When I say that innovation is being democratized, I mean that users of products and services--both firms and individual consumers--are increasingly able to innovate for themselves. User-centered innovation processes offer great advantages over the manufacturer-centric innovation development systems that have been the mainstay of commerce for hundreds of years. Users that innovate can develop exactly what they want, rather than relying on manufacturers to act as their (often very imperfect) agents. Moreover, individual users do not have to develop everything they need on their own: they can benefit from innovations developed and freely shared by others.
The user-centered innovation process just illustrated is in sharp contrast to the traditional model, in which products and services are developed by manufacturers in a closed way, the manufacturers using patents, copyrights, and other protections to prevent imitators from free riding on their innovation investments. In this traditional model, a user's only role is to have needs, which manufacturers then identify and fill by designing and producing new products. The manufacturer-centric model does fit some fields and conditions. However, a growing body of empirical work shows that users are the first to develop many and perhaps most new industrial and consumer products. Further, the contribution of users is growing steadily larger as a result of continuing advances in computer and communications capabilities.

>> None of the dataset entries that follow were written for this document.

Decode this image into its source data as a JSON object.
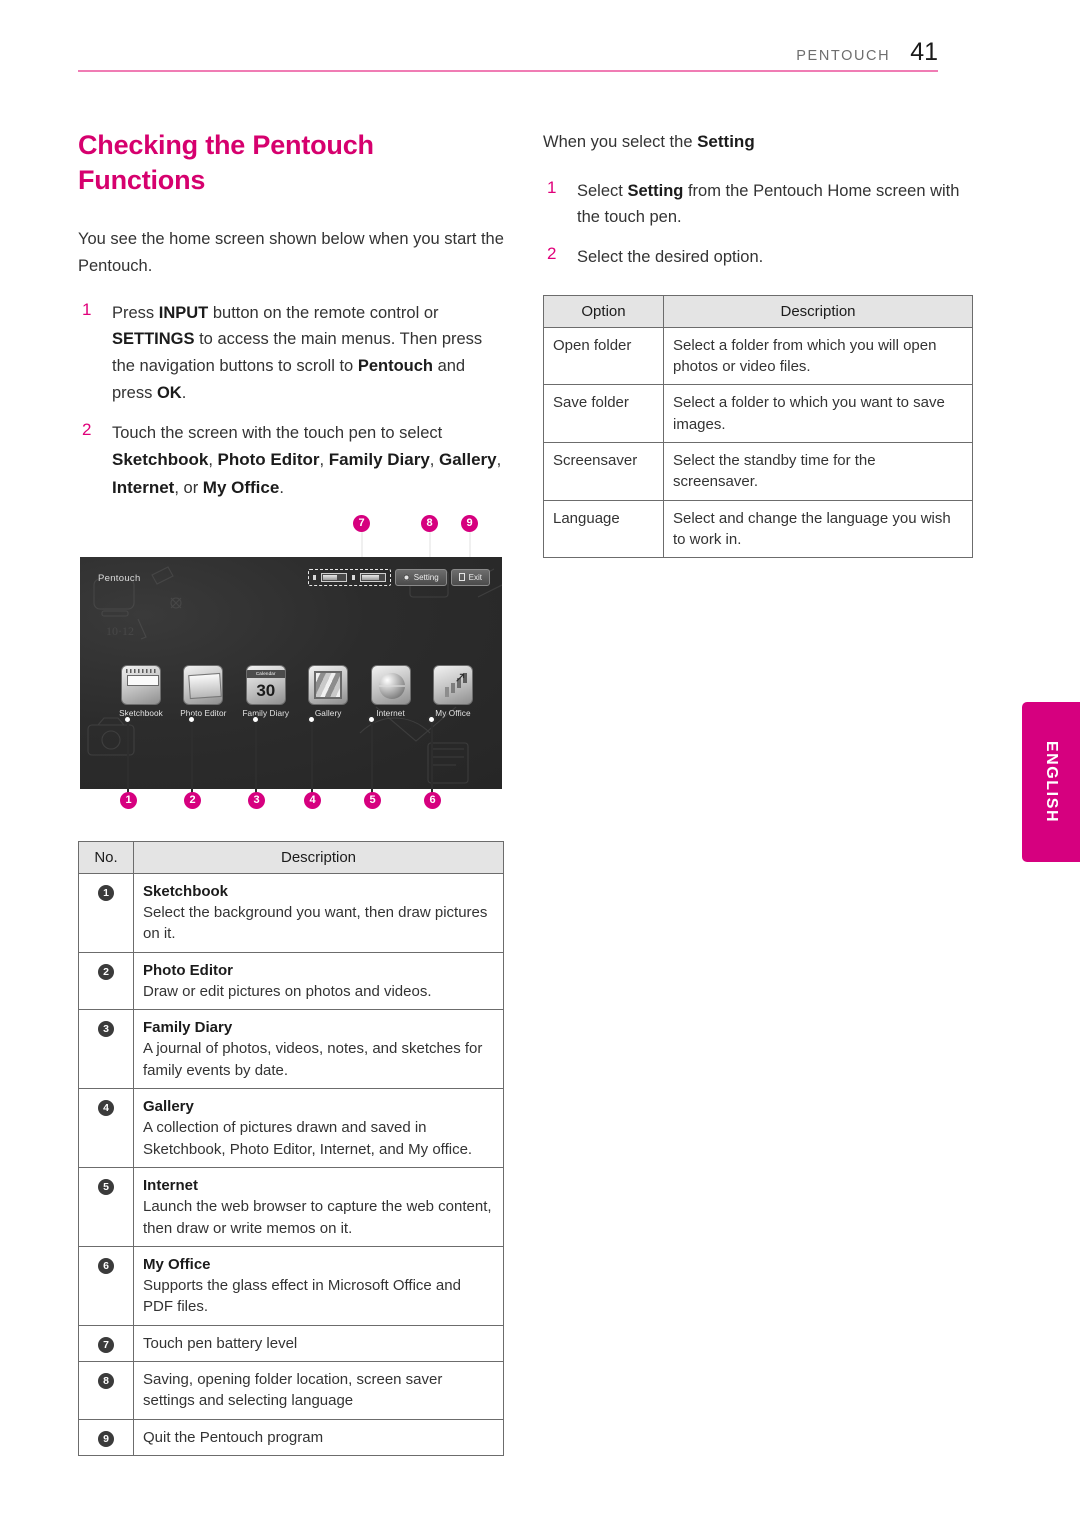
{
  "header": {
    "label": "PENTOUCH",
    "page": "41"
  },
  "left": {
    "title": "Checking the Pentouch Functions",
    "intro": "You see the home screen shown below when you start the Pentouch.",
    "steps": [
      {
        "num": "1",
        "parts": "Press INPUT button on the remote control or SETTINGS to access the main menus. Then press the navigation buttons to scroll to Pentouch and press OK."
      },
      {
        "num": "2",
        "parts": "Touch the screen with the touch pen to select Sketchbook, Photo Editor, Family Diary, Gallery, Internet, or My Office."
      }
    ],
    "step1": {
      "num": "1",
      "t1": "Press ",
      "b1": "INPUT",
      "t2": " button on the remote control or ",
      "b2": "SETTINGS",
      "t3": " to access the main menus. Then press the navigation buttons to scroll to ",
      "b3": "Pentouch",
      "t4": " and press ",
      "b4": "OK",
      "t5": "."
    },
    "step2": {
      "num": "2",
      "t1": "Touch the screen with the touch pen to select ",
      "b1": "Sketchbook",
      "t2": ", ",
      "b2": "Photo Editor",
      "t3": ", ",
      "b3": "Family Diary",
      "t4": ", ",
      "b4": "Gallery",
      "t5": ", ",
      "b5": "Internet",
      "t6": ", or ",
      "b6": "My Office",
      "t7": "."
    }
  },
  "screenshot": {
    "window_title": "Pentouch",
    "setting_button": "Setting",
    "exit_button": "Exit",
    "apps": [
      {
        "label": "Sketchbook"
      },
      {
        "label": "Photo Editor"
      },
      {
        "label": "Family Diary"
      },
      {
        "label": "Gallery"
      },
      {
        "label": "Internet"
      },
      {
        "label": "My Office"
      }
    ],
    "calendar_icon": {
      "header": "Calendar",
      "day": "30"
    },
    "callouts_bottom": [
      "1",
      "2",
      "3",
      "4",
      "5",
      "6"
    ],
    "callouts_top": [
      "7",
      "8",
      "9"
    ]
  },
  "left_table": {
    "headers": [
      "No.",
      "Description"
    ],
    "rows": [
      {
        "no": "1",
        "title": "Sketchbook",
        "desc": "Select the background you want, then draw pictures on it."
      },
      {
        "no": "2",
        "title": "Photo Editor",
        "desc": "Draw or edit pictures on photos and videos."
      },
      {
        "no": "3",
        "title": "Family Diary",
        "desc": "A journal of photos, videos, notes, and sketches for family events by date."
      },
      {
        "no": "4",
        "title": "Gallery",
        "desc": "A collection of pictures drawn and saved in Sketchbook, Photo Editor, Internet, and My office."
      },
      {
        "no": "5",
        "title": "Internet",
        "desc": "Launch the web browser to capture the web content, then draw or write memos on it."
      },
      {
        "no": "6",
        "title": "My Office",
        "desc": "Supports the glass effect in Microsoft Office and PDF files."
      },
      {
        "no": "7",
        "title": "",
        "desc": "Touch pen battery level"
      },
      {
        "no": "8",
        "title": "",
        "desc": "Saving, opening folder location, screen saver settings and selecting language"
      },
      {
        "no": "9",
        "title": "",
        "desc": "Quit the Pentouch program"
      }
    ]
  },
  "right": {
    "lead_plain": "When you select the ",
    "lead_bold": "Setting",
    "step1": {
      "num": "1",
      "t1": "Select ",
      "b1": "Setting",
      "t2": " from the Pentouch Home screen with the touch pen."
    },
    "step2": {
      "num": "2",
      "t1": "Select the desired option."
    }
  },
  "right_table": {
    "headers": [
      "Option",
      "Description"
    ],
    "rows": [
      {
        "option": "Open folder",
        "desc": "Select a folder from which you will open photos or video files."
      },
      {
        "option": "Save folder",
        "desc": "Select a folder to which you want to save images."
      },
      {
        "option": "Screensaver",
        "desc": "Select the standby time for the screensaver."
      },
      {
        "option": "Language",
        "desc": "Select and change the language you wish to work in."
      }
    ]
  },
  "side_tab": {
    "label": "ENGLISH"
  },
  "colors": {
    "accent": "#d6007f",
    "rule": "#f07cb4",
    "header_gray": "#e4e4e4"
  }
}
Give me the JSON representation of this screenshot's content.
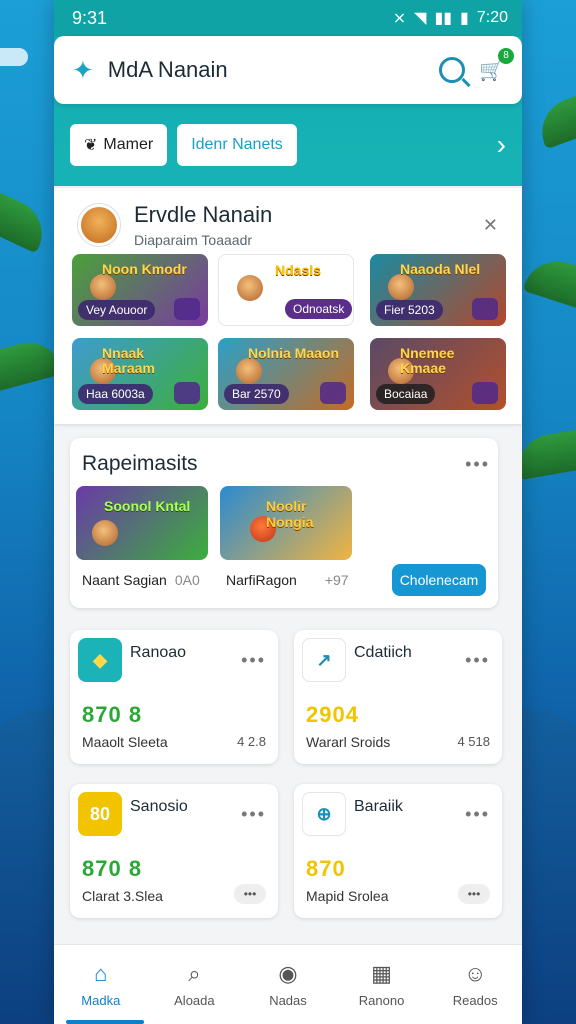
{
  "status": {
    "time": "9:31",
    "right_time": "7:20"
  },
  "header": {
    "title": "MdA Nanain",
    "badge_count": "8"
  },
  "chips": {
    "left": "Mamer",
    "right": "Idenr Nanets"
  },
  "featured": {
    "title": "Ervdle Nanain",
    "subtitle": "Diaparaim Toaaadr",
    "tiles": [
      {
        "title": "Noon Kmodr",
        "pill": "Vey Aouoor"
      },
      {
        "title": "Ndasls",
        "pill": "Odnoatsk"
      },
      {
        "title": "Naaoda Nlel",
        "pill": "Fier 5203"
      },
      {
        "title": "Nnaak Maraam",
        "pill": "Haa 6003a"
      },
      {
        "title": "Nolnia Maaon",
        "pill": "Bar 2570"
      },
      {
        "title": "Nnemee Kmaae",
        "pill": "Bocaiaa"
      }
    ]
  },
  "premium": {
    "title": "Rapeimasits",
    "items": [
      {
        "title": "Soonol Kntal",
        "label": "Naant Sagian",
        "meta": "0A0"
      },
      {
        "title": "Noolir Nongia",
        "label": "NarfiRagon",
        "meta": "+97"
      }
    ],
    "button": "Cholenecam"
  },
  "stats": [
    {
      "title": "Ranoao",
      "number": "870 8",
      "footer": "Maaolt Sleeta",
      "value": "4 2.8"
    },
    {
      "title": "Cdatiich",
      "number": "2904",
      "footer": "Wararl Sroids",
      "value": "4 518"
    },
    {
      "title": "Sanosio",
      "icon_text": "80",
      "number": "870 8",
      "footer": "Clarat 3.Slea"
    },
    {
      "title": "Baraiik",
      "number": "870",
      "footer": "Mapid Srolea"
    }
  ],
  "nav": [
    {
      "label": "Madka",
      "icon": "home-icon"
    },
    {
      "label": "Aloada",
      "icon": "search-icon"
    },
    {
      "label": "Nadas",
      "icon": "camera-icon"
    },
    {
      "label": "Ranono",
      "icon": "calendar-icon"
    },
    {
      "label": "Reados",
      "icon": "profile-icon"
    }
  ]
}
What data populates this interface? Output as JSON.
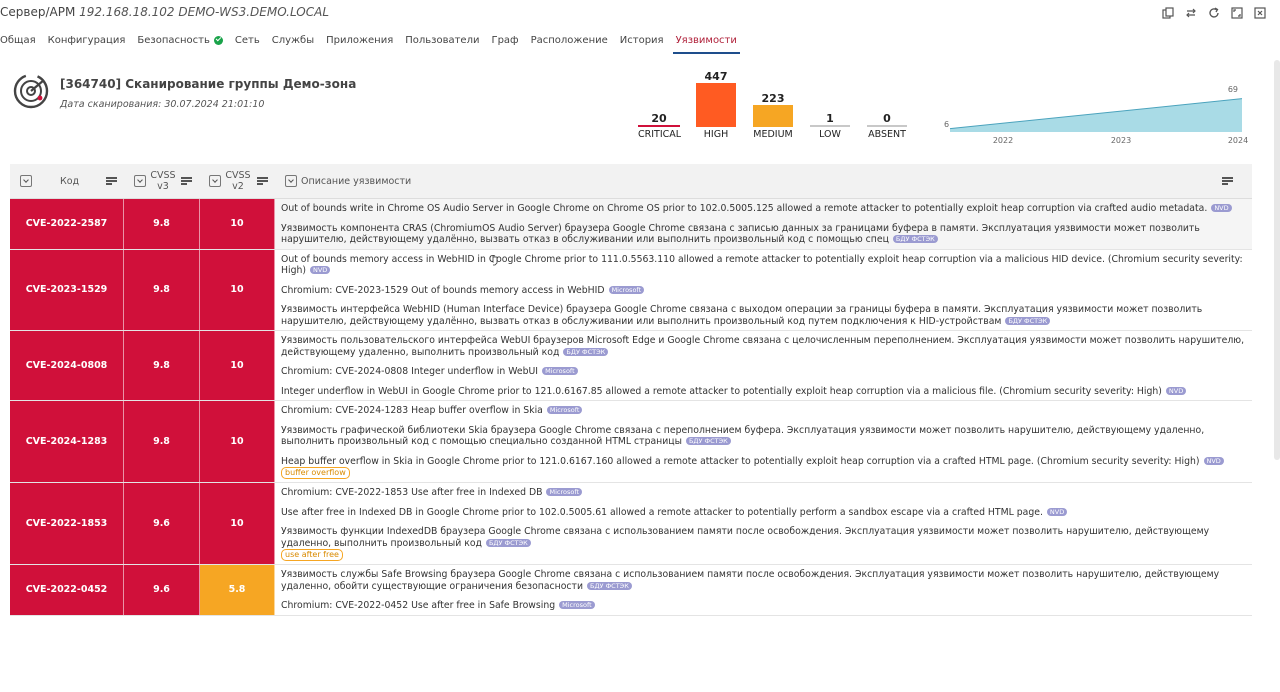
{
  "window": {
    "title_prefix": "Сервер/АРМ",
    "title_host": "192.168.18.102 DEMO-WS3.DEMO.LOCAL",
    "icons": [
      "copy-icon",
      "swap-icon",
      "refresh-icon",
      "expand-icon",
      "close-icon"
    ]
  },
  "tabs": [
    {
      "label": "Общая"
    },
    {
      "label": "Конфигурация"
    },
    {
      "label": "Безопасность",
      "status": "ok"
    },
    {
      "label": "Сеть"
    },
    {
      "label": "Службы"
    },
    {
      "label": "Приложения"
    },
    {
      "label": "Пользователи"
    },
    {
      "label": "Граф"
    },
    {
      "label": "Расположение"
    },
    {
      "label": "История"
    },
    {
      "label": "Уязвимости",
      "active": true
    }
  ],
  "scan": {
    "title": "[364740] Сканирование группы Демо-зона",
    "date": "Дата сканирования: 30.07.2024 21:01:10"
  },
  "severity": [
    {
      "count": "20",
      "label": "CRITICAL",
      "color": "#d0103a"
    },
    {
      "count": "447",
      "label": "HIGH",
      "color": "#ff5b22"
    },
    {
      "count": "223",
      "label": "MEDIUM",
      "color": "#f6a623"
    },
    {
      "count": "1",
      "label": "LOW",
      "color": "#c8c8c8"
    },
    {
      "count": "0",
      "label": "ABSENT",
      "color": "#c8c8c8"
    }
  ],
  "trend": {
    "start_label": "6",
    "end_label": "69",
    "years": [
      "2022",
      "2023",
      "2024"
    ],
    "values": [
      6,
      69
    ],
    "fill": "#a9dbe6",
    "stroke": "#4ba3bd"
  },
  "table": {
    "headers": {
      "code": "Код",
      "cvss3": "CVSS v3",
      "cvss2": "CVSS v2",
      "desc": "Описание уязвимости"
    },
    "rows": [
      {
        "code": "CVE-2022-2587",
        "v3": "9.8",
        "v2": "10",
        "v2color": "red",
        "desc": [
          {
            "text": "Out of bounds write in Chrome OS Audio Server in Google Chrome on Chrome OS prior to 102.0.5005.125 allowed a remote attacker to potentially exploit heap corruption via crafted audio metadata.",
            "badge": "NVD"
          },
          {
            "text": "Уязвимость компонента CRAS (ChromiumOS Audio Server) браузера Google Chrome связана с записью данных за границами буфера в памяти. Эксплуатация уязвимости может позволить нарушителю, действующему удалённо, вызвать отказ в обслуживании или выполнить произвольный код с помощью спец",
            "badge": "БДУ ФСТЭК"
          }
        ]
      },
      {
        "code": "CVE-2023-1529",
        "v3": "9.8",
        "v2": "10",
        "v2color": "red",
        "desc": [
          {
            "text": "Out of bounds memory access in WebHID in Google Chrome prior to 111.0.5563.110 allowed a remote attacker to potentially exploit heap corruption via a malicious HID device. (Chromium security severity: High)",
            "badge": "NVD"
          },
          {
            "text": "Chromium: CVE-2023-1529 Out of bounds memory access in WebHID",
            "badge": "Microsoft"
          },
          {
            "text": "Уязвимость интерфейса WebHID (Human Interface Device) браузера Google Chrome связана с выходом операции за границы буфера в памяти. Эксплуатация уязвимости может позволить нарушителю, действующему удалённо, вызвать отказ в обслуживании или выполнить произвольный код путем подключения к HID-устройствам",
            "badge": "БДУ ФСТЭК"
          }
        ]
      },
      {
        "code": "CVE-2024-0808",
        "v3": "9.8",
        "v2": "10",
        "v2color": "red",
        "desc": [
          {
            "text": "Уязвимость пользовательского интерфейса WebUI браузеров Microsoft Edge и Google Chrome связана с целочисленным переполнением. Эксплуатация уязвимости может позволить нарушителю, действующему удаленно, выполнить произвольный код",
            "badge": "БДУ ФСТЭК"
          },
          {
            "text": "Chromium: CVE-2024-0808 Integer underflow in WebUI",
            "badge": "Microsoft"
          },
          {
            "text": "Integer underflow in WebUI in Google Chrome prior to 121.0.6167.85 allowed a remote attacker to potentially exploit heap corruption via a malicious file. (Chromium security severity: High)",
            "badge": "NVD"
          }
        ]
      },
      {
        "code": "CVE-2024-1283",
        "v3": "9.8",
        "v2": "10",
        "v2color": "red",
        "desc": [
          {
            "text": "Chromium: CVE-2024-1283 Heap buffer overflow in Skia",
            "badge": "Microsoft"
          },
          {
            "text": "Уязвимость графической библиотеки Skia браузера Google Chrome связана с переполнением буфера. Эксплуатация уязвимости может позволить нарушителю, действующему удаленно, выполнить произвольный код с помощью специально созданной HTML страницы",
            "badge": "БДУ ФСТЭК"
          },
          {
            "text": "Heap buffer overflow in Skia in Google Chrome prior to 121.0.6167.160 allowed a remote attacker to potentially exploit heap corruption via a crafted HTML page. (Chromium security severity: High)",
            "badge": "NVD",
            "tag": "buffer overflow"
          }
        ]
      },
      {
        "code": "CVE-2022-1853",
        "v3": "9.6",
        "v2": "10",
        "v2color": "red",
        "desc": [
          {
            "text": "Chromium: CVE-2022-1853 Use after free in Indexed DB",
            "badge": "Microsoft"
          },
          {
            "text": "Use after free in Indexed DB in Google Chrome prior to 102.0.5005.61 allowed a remote attacker to potentially perform a sandbox escape via a crafted HTML page.",
            "badge": "NVD"
          },
          {
            "text": "Уязвимость функции IndexedDB браузера Google Chrome связана с использованием памяти после освобождения. Эксплуатация уязвимости может позволить нарушителю, действующему удаленно, выполнить произвольный код",
            "badge": "БДУ ФСТЭК",
            "tag": "use after free"
          }
        ]
      },
      {
        "code": "CVE-2022-0452",
        "v3": "9.6",
        "v2": "5.8",
        "v2color": "org",
        "desc": [
          {
            "text": "Уязвимость службы Safe Browsing браузера Google Chrome связана с использованием памяти после освобождения. Эксплуатация уязвимости может позволить нарушителю, действующему удаленно, обойти существующие ограничения безопасности",
            "badge": "БДУ ФСТЭК"
          },
          {
            "text": "Chromium: CVE-2022-0452 Use after free in Safe Browsing",
            "badge": "Microsoft"
          }
        ]
      }
    ]
  }
}
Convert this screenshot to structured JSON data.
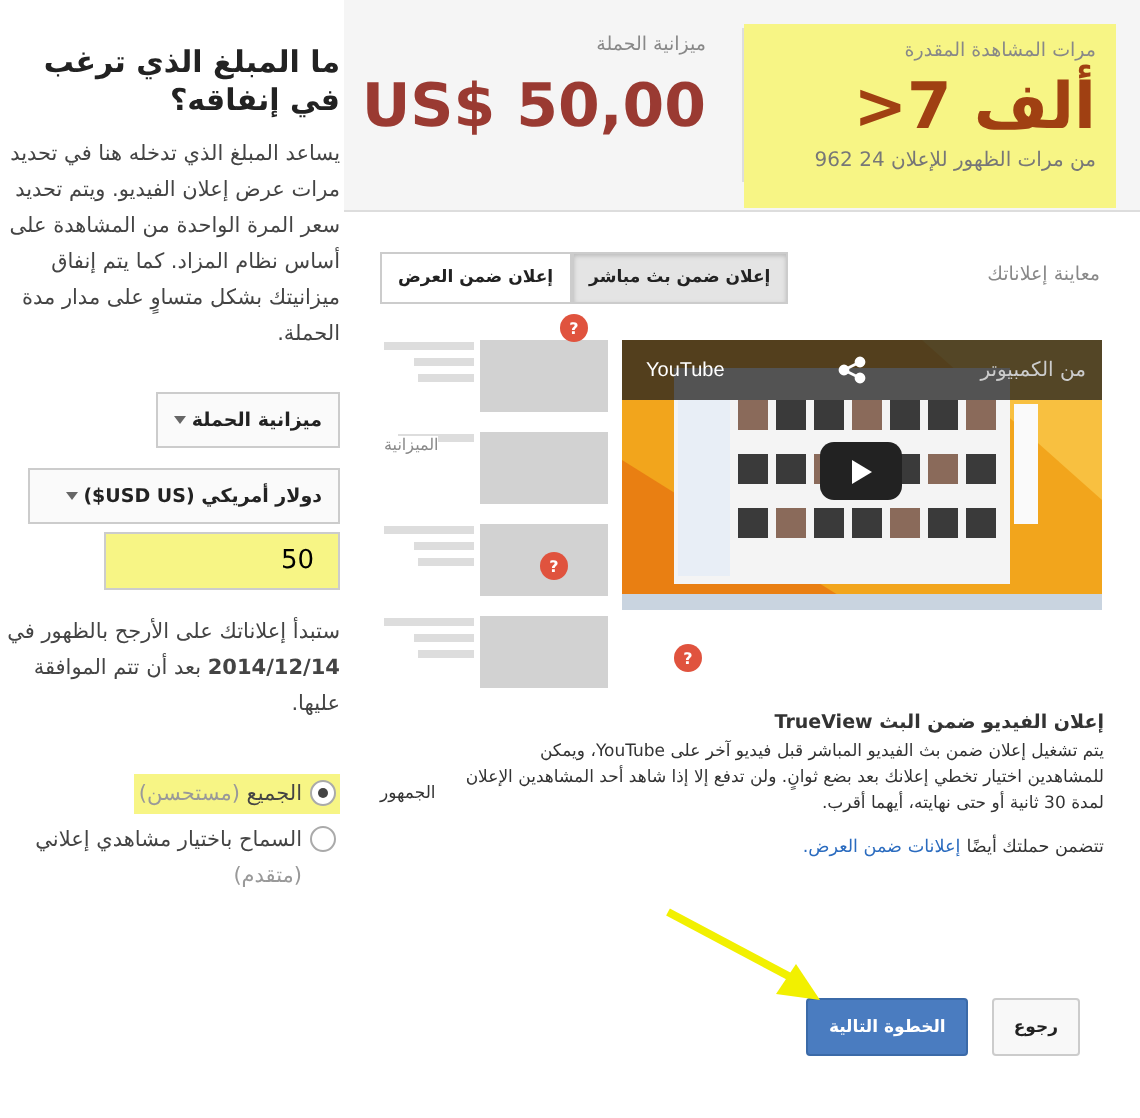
{
  "settings": {
    "heading": "ما المبلغ الذي ترغب في إنفاقه؟",
    "description": "يساعد المبلغ الذي تدخله هنا في تحديد مرات عرض إعلان الفيديو. ويتم تحديد سعر المرة الواحدة من المشاهدة على أساس نظام المزاد. كما يتم إنفاق ميزانيتك بشكل متساوٍ على مدار مدة الحملة.",
    "budget_type": "ميزانية الحملة",
    "currency": "دولار أمريكي (USD US$)",
    "amount": "50",
    "start_note": "ستبدأ إعلاناتك على الأرجح بالظهور في **2014/12/14** بعد أن تتم الموافقة عليها.",
    "audience_options": [
      {
        "label": "الجميع",
        "hint": "(مستحسن)",
        "selected": true
      },
      {
        "label": "السماح باختيار مشاهدي إعلاني",
        "hint": "(متقدم)",
        "selected": false
      }
    ]
  },
  "summary": {
    "views_label": "مرات المشاهدة المقدرة",
    "views": ">7 ألف",
    "impressions": "من مرات الظهور للإعلان 24 962",
    "budget_label": "ميزانية الحملة",
    "budget": "US$ 50,00"
  },
  "preview": {
    "label": "معاينة إعلاناتك",
    "tabs": [
      {
        "label": "إعلان ضمن بث مباشر",
        "selected": true
      },
      {
        "label": "إعلان ضمن العرض",
        "selected": false
      }
    ],
    "overlay_text": "الميزانية",
    "help_badges": [
      "?",
      "?",
      "?"
    ],
    "video": {
      "channel": "YouTube",
      "title": "من الكمبيوتر",
      "kind": "picture"
    }
  },
  "description": {
    "title": "إعلان الفيديو ضمن البث TrueView",
    "text": "يتم تشغيل إعلان ضمن بث الفيديو المباشر قبل فيديو آخر على YouTube، ويمكن للمشاهدين اختيار تخطي إعلانك بعد بضع ثوانٍ. ولن تدفع إلا إذا شاهد أحد المشاهدين الإعلان لمدة 30 ثانية أو حتى نهايته، أيهما أقرب.",
    "overflow_text": "الجمهور",
    "footer_text": "تتضمن حملتك أيضًا",
    "footer_link": "إعلانات ضمن العرض."
  },
  "buttons": [
    {
      "label": "رجوع",
      "kind": "secondary"
    },
    {
      "label": "الخطوة التالية",
      "kind": "primary"
    }
  ]
}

In this book I explain in detail how the emerging process of user-centric, democratized innovation works. I also explain how innovation by users provides a very necessary complement to and feedstock for manufacturer innovation.
This notion of users as solely the provider of "needs" or "requirements" pervades the manufacturing and services industries. Yes, users have needs, but the new approach is to give such users the tools they need to easily and affordably customize generic products and services to meet their own needs. By making the user the key designer we transcend the dichotomy between user and maker.
This applies directly to the relationship between the IT organization and the business it serves. ITOs usually do a terrible job of initially meeting the needs and requirements of the business, much less keeping up with them. Instead, the ITO should focus on providing users the open-ended tools for creating their own solutions.